GV Truck with balloon Double Eagle II on back in Paris. (5 SHOTS)
GV INT News conference in United States Embassy and three balloonists, Max Anderson, Ben Abruzzo and Larry Newman enter surrounded by newsmen. (2 SHOTS)
CU Ben Abruzzo speaking in English.
CU Larry Anderson laughing, PULL BACK TO GV all three balloonists.
SV Newsmen and photographers taking photographs as balloonists hold up trophy. (5 SHOTS)

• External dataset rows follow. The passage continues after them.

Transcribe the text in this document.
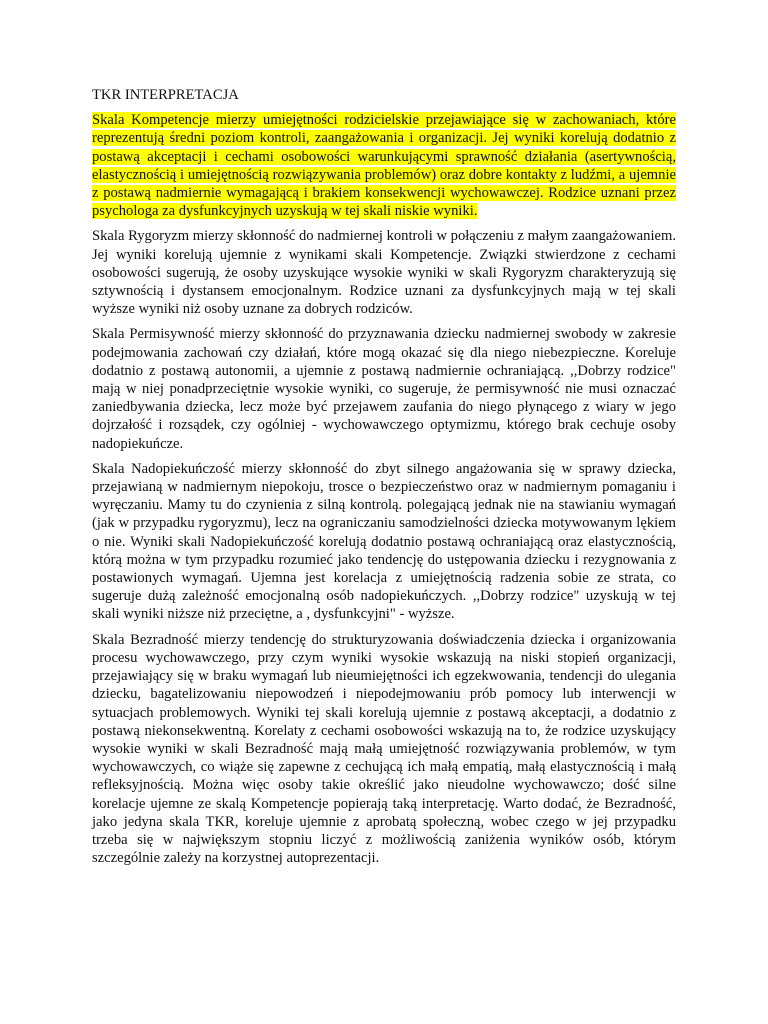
TKR INTERPRETACJA

Skala Kompetencje mierzy umiejętności rodzicielskie przejawiające się w zachowaniach, które reprezentują średni poziom kontroli, zaangażowania i organizacji. Jej wyniki korelują dodatnio z postawą akceptacji i cechami osobowości warunkującymi sprawność działania (asertywnością, elastycznością i umiejętnością rozwiązywania problemów) oraz dobre kontakty z ludźmi, a ujemnie z postawą nadmiernie wymagającą i brakiem konsekwencji wychowawczej. Rodzice uznani przez psychologa za dysfunkcyjnych uzyskują w tej skali niskie wyniki.

Skala Rygoryzm mierzy skłonność do nadmiernej kontroli w połączeniu z małym zaangażowaniem. Jej wyniki korelują ujemnie z wynikami skali Kompetencje. Związki stwierdzone z cechami osobowości sugerują, że osoby uzyskujące wysokie wyniki w skali Rygoryzm charakteryzują się sztywnością i dystansem emocjonalnym. Rodzice uznani za dysfunkcyjnych mają w tej skali wyższe wyniki niż osoby uznane za dobrych rodziców.

Skala Permisywność mierzy skłonność do przyznawania dziecku nadmiernej swobody w zakresie podejmowania zachowań czy działań, które mogą okazać się dla niego niebezpieczne. Koreluje dodatnio z postawą autonomii, a ujemnie z postawą nadmiernie ochraniającą. ,,Dobrzy rodzice" mają w niej ponadprzeciętnie wysokie wyniki, co sugeruje, że permisywność nie musi oznaczać zaniedbywania dziecka, lecz może być przejawem zaufania do niego płynącego z wiary w jego dojrzałość i rozsądek, czy ogólniej - wychowawczego optymizmu, którego brak cechuje osoby nadopiekuńcze.

Skala Nadopiekuńczość mierzy skłonność do zbyt silnego angażowania się w sprawy dziecka, przejawianą w nadmiernym niepokoju, trosce o bezpieczeństwo oraz w nadmiernym pomaganiu i wyręczaniu. Mamy tu do czynienia z silną kontrolą. polegającą jednak nie na stawianiu wymagań (jak w przypadku rygoryzmu), lecz na ograniczaniu samodzielności dziecka motywowanym lękiem o nie. Wyniki skali Nadopiekuńczość korelują dodatnio postawą ochraniającą oraz elastycznością, którą można w tym przypadku rozumieć jako tendencję do ustępowania dziecku i rezygnowania z postawionych wymagań. Ujemna jest korelacja z umiejętnością radzenia sobie ze strata, co sugeruje dużą zależność emocjonalną osób nadopiekuńczych. ,,Dobrzy rodzice" uzyskują w tej skali wyniki niższe niż przeciętne, a , dysfunkcyjni" - wyższe.

Skala Bezradność mierzy tendencję do strukturyzowania doświadczenia dziecka i organizowania procesu wychowawczego, przy czym wyniki wysokie wskazują na niski stopień organizacji, przejawiający się w braku wymagań lub nieumiejętności ich egzekwowania, tendencji do ulegania dziecku, bagatelizowaniu niepowodzeń i niepodejmowaniu prób pomocy lub interwencji w sytuacjach problemowych. Wyniki tej skali korelują ujemnie z postawą akceptacji, a dodatnio z postawą niekonsekwentną. Korelaty z cechami osobowości wskazują na to, że rodzice uzyskujący wysokie wyniki w skali Bezradność mają małą umiejętność rozwiązywania problemów, w tym wychowawczych, co wiąże się zapewne z cechującą ich małą empatią, małą elastycznością i małą refleksyjnością. Można więc osoby takie określić jako nieudolne wychowawczo; dość silne korelacje ujemne ze skalą Kompetencje popierają taką interpretację. Warto dodać, że Bezradność, jako jedyna skala TKR, koreluje ujemnie z aprobatą społeczną, wobec czego w jej przypadku trzeba się w największym stopniu liczyć z możliwością zaniżenia wyników osób, którym szczególnie zależy na korzystnej autoprezentacji.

ABRUZZO: "Unless frontiers are challenged and the difficult or the impossible, and flying the Atlantic in a balloon is just about impossible (INDISTINCT) if these challenges are not met from time to time, then it appears to me we, we do not move forward as a society, regardless of whether we are flying a balloon across the Atlantic, or flying a, a aeroplane through a world altitude record, or breaking the speed record or writing a fine piece of literature, or what-have you, I think that it all falls into that same category. (INDISTINCT) Many things separated, taken separately as history, in our history, do not seem very important to me at all. And I really, personally feel that this was not all that important, I'm amazed that there are as many of you here as there are, however I'm going to change my mind and begin to feel important, so that if you insist, I bet it is."

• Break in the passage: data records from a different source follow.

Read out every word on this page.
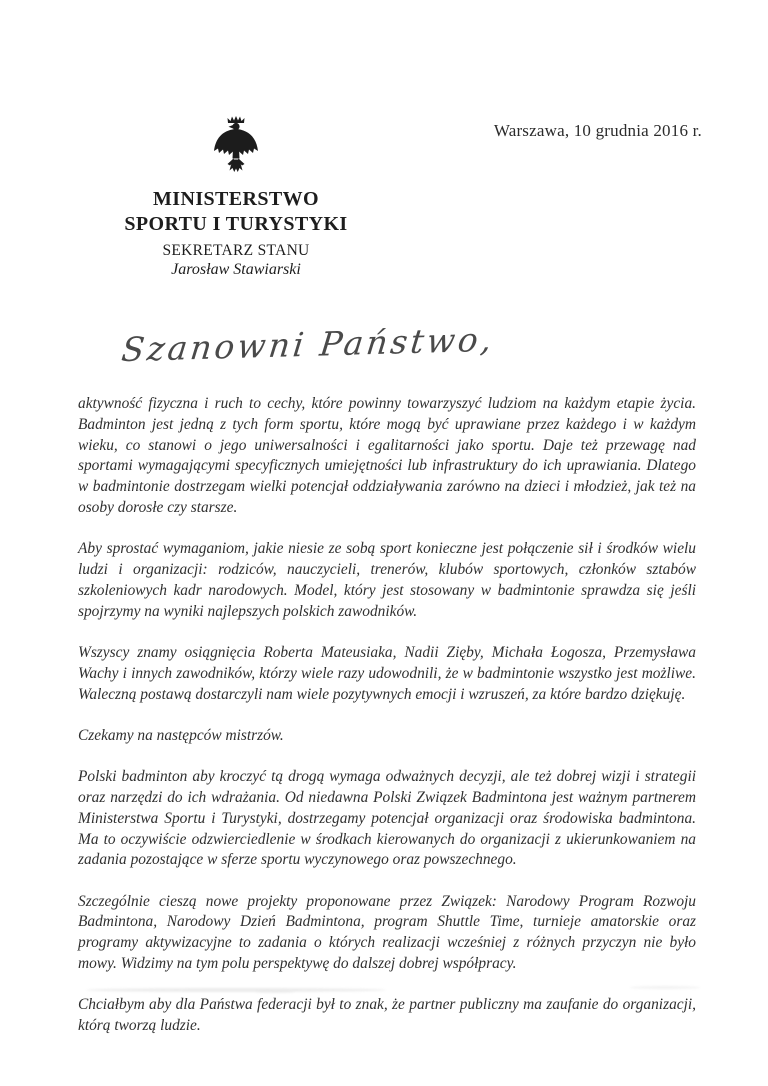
Warszawa, 10 grudnia 2016 r.
MINISTERSTWO
SPORTU I TURYSTYKI
SEKRETARZ STANU
Jarosław Stawiarski
Szanowni Państwo,

aktywność fizyczna i ruch to cechy, które powinny towarzyszyć ludziom na każdym etapie życia. Badminton jest jedną z tych form sportu, które mogą być uprawiane przez każdego i w każdym wieku, co stanowi o jego uniwersalności i egalitarności jako sportu. Daje też przewagę nad sportami wymagającymi specyficznych umiejętności lub infrastruktury do ich uprawiania. Dlatego w badmintonie dostrzegam wielki potencjał oddziaływania zarówno na dzieci i młodzież, jak też na osoby dorosłe czy starsze.

Aby sprostać wymaganiom, jakie niesie ze sobą sport konieczne jest połączenie sił i środków wielu ludzi i organizacji: rodziców, nauczycieli, trenerów, klubów sportowych, członków sztabów szkoleniowych kadr narodowych. Model, który jest stosowany w badmintonie sprawdza się jeśli spojrzymy na wyniki najlepszych polskich zawodników.

Wszyscy znamy osiągnięcia Roberta Mateusiaka, Nadii Zięby, Michała Łogosza, Przemysława Wachy i innych zawodników, którzy wiele razy udowodnili, że w badmintonie wszystko jest możliwe. Waleczną postawą dostarczyli nam wiele pozytywnych emocji i wzruszeń, za które bardzo dziękuję.

Czekamy na następców mistrzów.

Polski badminton aby kroczyć tą drogą wymaga odważnych decyzji, ale też dobrej wizji i strategii oraz narzędzi do ich wdrażania. Od niedawna Polski Związek Badmintona jest ważnym partnerem Ministerstwa Sportu i Turystyki, dostrzegamy potencjał organizacji oraz środowiska badmintona. Ma to oczywiście odzwierciedlenie w środkach kierowanych do organizacji z ukierunkowaniem na zadania pozostające w sferze sportu wyczynowego oraz powszechnego.

Szczególnie cieszą nowe projekty proponowane przez Związek: Narodowy Program Rozwoju Badmintona, Narodowy Dzień Badmintona, program Shuttle Time, turnieje amatorskie oraz programy aktywizacyjne to zadania o których realizacji wcześniej z różnych przyczyn nie było mowy. Widzimy na tym polu perspektywę do dalszej dobrej współpracy.

Chciałbym aby dla Państwa federacji był to znak, że partner publiczny ma zaufanie do organizacji, którą tworzą ludzie.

Script is copyright Reuters Limited. All rights reserved
Background: There was a night of celebrations in Paris for the three balloonists from Albuquerque, in the United States, following their record-breaking flight across the Atlantic in their helium filled balloon, Double Eagle Two. The three men, Ben Abruzzo, Max Anderson and Larry Newman landed in Normandy on Thursday (17 August), six days after taking off from America. While they were holding a news conference in the United States Embassy, their balloon was being packed up, ready to be sent back to America.
SYNOPSIS: Much of the fabric of the balloon was snatched by jubilant crowds who surrounded the Double Eagle Two ??? landing, and who wanted a souvenir of the historic flight. The balloon will go on display in the Smithsonian Institute, in Washington near the aircraft of Charles Lindbergh, the first man to fly the Atlantic.

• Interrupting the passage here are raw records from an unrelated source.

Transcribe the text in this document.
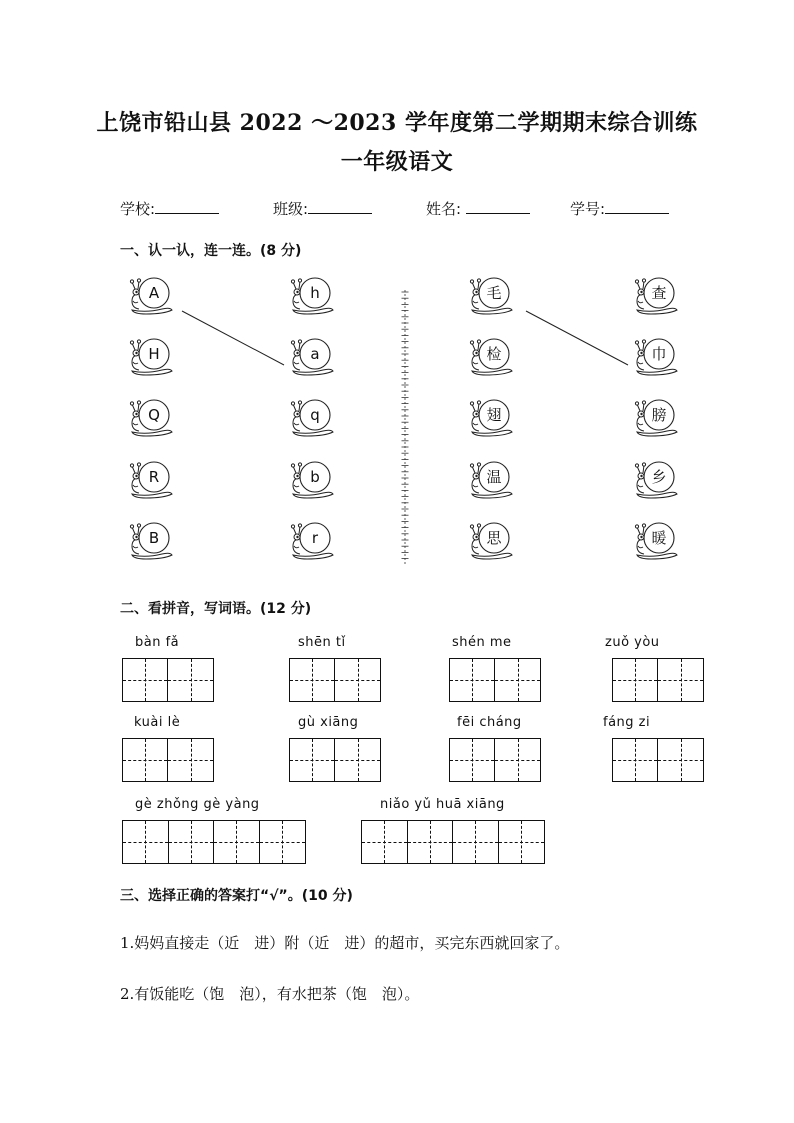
上饶市铅山县 2022 ～2023 学年度第二学期期末综合训练
一年级语文
学校:	班级:	姓名:	学号:
一、认一认，连一连。(8 分)
A
H
Q
R
B
h
a
q
b
r
毛
检
翅
温
思
查
巾
膀
乡
暖
二、看拼音，写词语。(12 分)
bàn fǎ	shēn tǐ	shén me	zuǒ yòu
kuài lè	gù xiāng	fēi cháng	fáng zi
gè zhǒng gè yàng	niǎo yǔ huā xiāng
三、选择正确的答案打“√”。(10 分)
1.妈妈直接走（近　进）附（近　进）的超市，买完东西就回家了。
2.有饭能吃（饱　泡），有水把茶（饱　泡）。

The three balloonists described their light to newsmen, commenting on the hazards they faced while crossing the Atlantic. 48-year-old businessman, Ben Abruzzo explained why they decided to make the 138 hour flight.
Later the balloonists announced that they were now planning to fly by balloon around the world in 30 days. After being presented with one of the many trophies to mark their journey, they said their only disappointment had been that they ran out of gas before seeing the Effel Tower and landing at Le Bourget airport, where Lindbergh ended his pioneer flight across the Atlantic.